Complementation of ppk2::Tn. (A) RT-PCR analysis of wild-type M. tuberculosis CDC 1551 expression of intergenic regions from MT3331 to desA3/MT3326 during late log phase. Chromosomal DNA was used as a control. Primer sets 1 to 5 (Table 1) target specific intergenic areas, as indicated in the figure; primer set 6 targets ppk2. (B) PCR analysis of genomic DNA from the wild-type, ppk2::Tn, and ppk2::Tn Comp strains. Primer set A targets the ppk2 gene (bp −50 to 430), yielding a 480-bp product in the wild type, a 2,547-bp product in the ppk2::Tn mutant, and both products in the ppk2::Tn Comp strain.

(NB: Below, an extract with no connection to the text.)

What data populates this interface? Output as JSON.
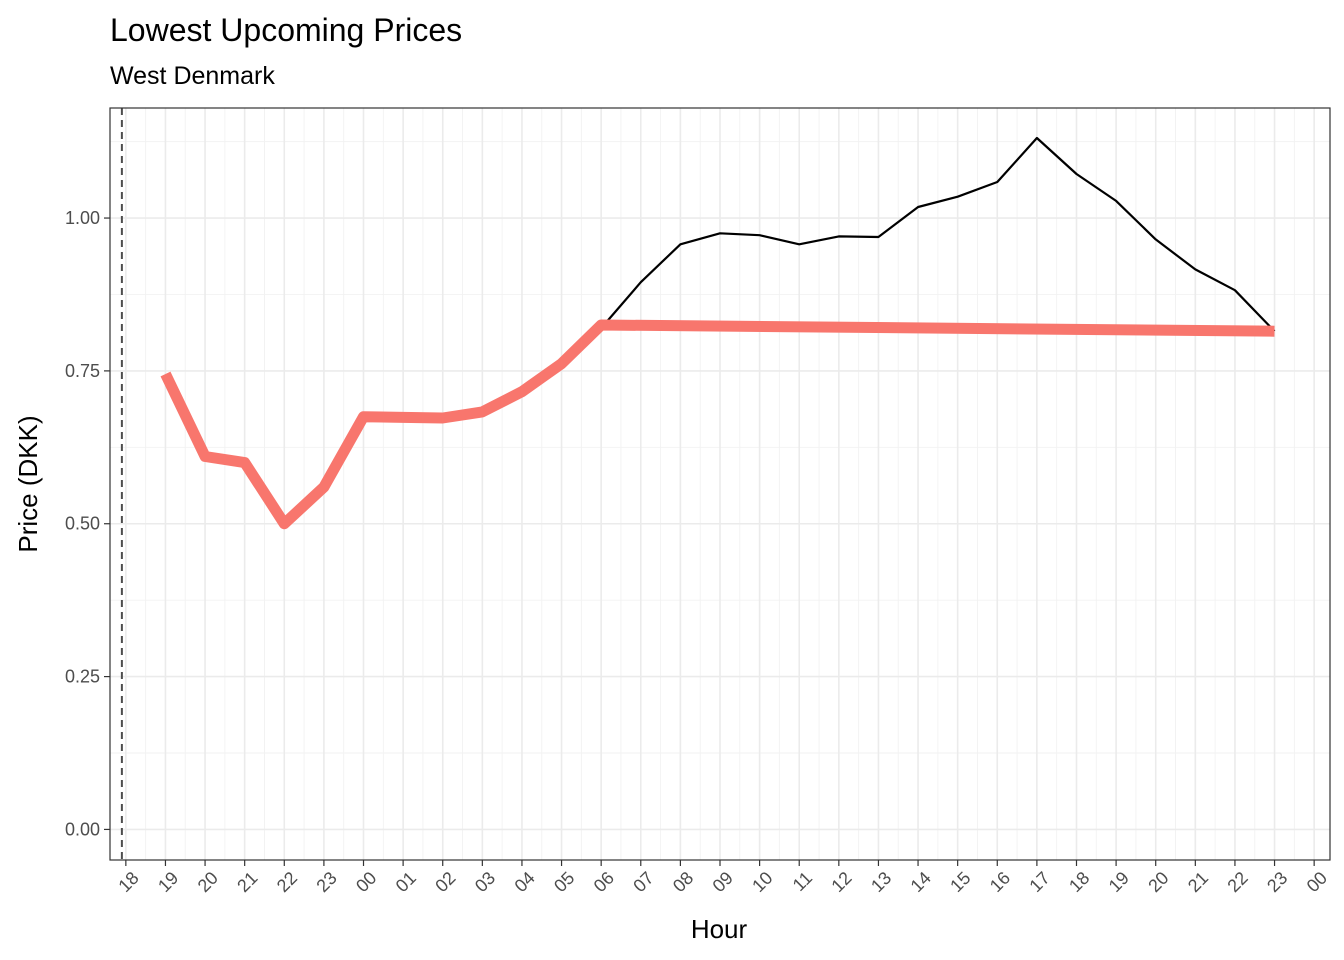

Primer set B targets bp 108 to 661  of ppk2, yielding a 553-bp product in all strains. (C) Southern hybridization demonstrating binding of the ppk2-specific probe to KpnI-digested fragments of the expected size in the wild type (1,669 bp), ppk2::Tn mutant (2,266 bp), and ppk2::Tn Comp strain (2,266 and 6,095 bp). (D) RT-PCR analysis of ppk2 expression in the wild-type, ppk2::Tn, and ppk2::Tn Comp strains during early stationary phase of growth.